Reviewed by Colin Jacobson (July 12, 2018)
In the same vein as the Mad Max movies, 2018’s Future World takes us to a proverbial post-apocalyptic wasteland. In this desolate climate, an oasis exists, one populated by a Queen (Lucy Liu) and her son the Prince (Jeffrey Wahlberg).
When the Queen gets sick, the Prince sets out on a quest to find medicine that may cure her. This places him in various situations of peril as he runs afoul of the Warlord (James Franco).
Earlier I mentioned that Future World stems from a place similar to that of the Mad Max films, and by that I mean it can come across as a screaming rip-off of the George Miller franchise. Indeed, when I saw the trailer for World, I initially thought it was a new Mad Max tale – the ad really plays up the similarities.
One factor allowed me to hope that World would offer something more than a cheap imitation: the presence of Franco as both actor and co-director. Not that Franco acts as some “seal of quality”, but his use gave me optimism that the film could become something worthwhile.
Or maybe not.
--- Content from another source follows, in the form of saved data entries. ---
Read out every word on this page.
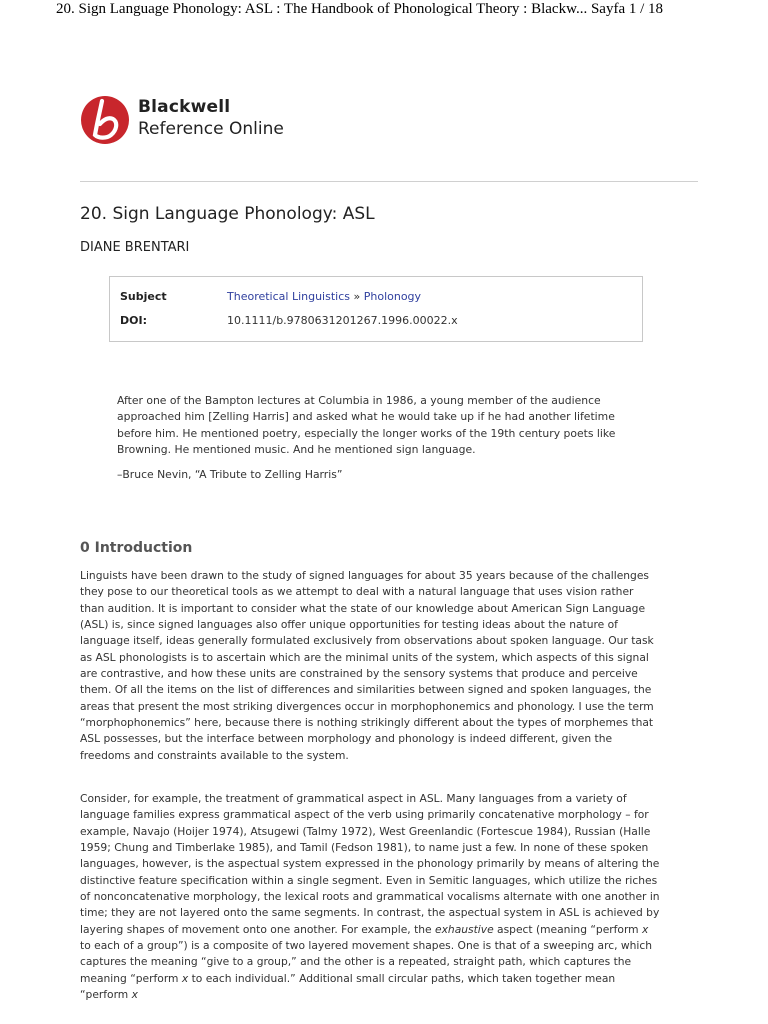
20. Sign Language Phonology: ASL : The Handbook of Phonological Theory : Blackw... Sayfa 1 / 18
Blackwell
Reference Online
20. Sign Language Phonology: ASL
DIANE BRENTARI
Subject	Theoretical Linguistics » Pholonogy
DOI:	10.1111/b.9780631201267.1996.00022.x

After one of the Bampton lectures at Columbia in 1986, a young member of the audience approached him [Zelling Harris] and asked what he would take up if he had another lifetime before him. He mentioned poetry, especially the longer works of the 19th century poets like Browning. He mentioned music. And he mentioned sign language.

–Bruce Nevin, “A Tribute to Zelling Harris”

0 Introduction

Linguists have been drawn to the study of signed languages for about 35 years because of the challenges they pose to our theoretical tools as we attempt to deal with a natural language that uses vision rather than audition. It is important to consider what the state of our knowledge about American Sign Language (ASL) is, since signed languages also offer unique opportunities for testing ideas about the nature of language itself, ideas generally formulated exclusively from observations about spoken language. Our task as ASL phonologists is to ascertain which are the minimal units of the system, which aspects of this signal are contrastive, and how these units are constrained by the sensory systems that produce and perceive them. Of all the items on the list of differences and similarities between signed and spoken languages, the areas that present the most striking divergences occur in morphophonemics and phonology. I use the term “morphophonemics” here, because there is nothing strikingly different about the types of morphemes that ASL possesses, but the interface between morphology and phonology is indeed different, given the freedoms and constraints available to the system.

Consider, for example, the treatment of grammatical aspect in ASL. Many languages from a variety of language families express grammatical aspect of the verb using primarily concatenative morphology – for example, Navajo (Hoijer 1974), Atsugewi (Talmy 1972), West Greenlandic (Fortescue 1984), Russian (Halle 1959; Chung and Timberlake 1985), and Tamil (Fedson 1981), to name just a few. In none of these spoken languages, however, is the aspectual system expressed in the phonology primarily by means of altering the distinctive feature specification within a single segment. Even in Semitic languages, which utilize the riches of nonconcatenative morphology, the lexical roots and grammatical vocalisms alternate with one another in time; they are not layered onto the same segments. In contrast, the aspectual system in ASL is achieved by layering shapes of movement onto one another. For example, the exhaustive aspect (meaning “perform x to each of a group”) is a composite of two layered movement shapes. One is that of a sweeping arc, which captures the meaning “give to a group,” and the other is a repeated, straight path, which captures the meaning “perform x to each individual.” Additional small circular paths, which taken together mean “perform x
World never rises above its status as a Mad Max wannabe and it ends up as a dull, pointless experience.
Though perhaps I overstate the Mad Max similarities. To be sure, they exist in heavy doses, but World lacks the same kind of “in your face” outrageousness seen in flicks like Fury Road.
Along with co-director Bruce Thierry Cheung, Franco essentially attempts an “art house” take on Mad Max, albeit one with an identity crisis. While aspects of World give us dreamy, metaphorical material out of the Terrence Malick canon, other parts seem stuck in puberty.
This creates jarring disconnects throughout the movie. We go from one scene of violent misogyny to another with moody philosophical musings.
These moments don’t work, and little about the rest of the film succeeds either, partly due to a near-complete lack of narrative focus. At its core, this should be a pretty simple “hero’s journey” story about the Prince’s quest, but it fails to explore that path well.
Instead, World meanders with nearly no discernible purpose. Characters and plot points disappear and reappear seemingly at random, and as a result, the story makes little sense.
We never attach to any of the characters, so we care about none of their arcs or journeys. Everything seems tedious and banal, without clear purpose or direction.
As a result, World becomes actively tiresome well before it ends. Even at a mere 88 minutes, this feels like an endurance test, one that doesn’t deserve the investment.
Footnote: a short added scene appears a minute or so into the end credits.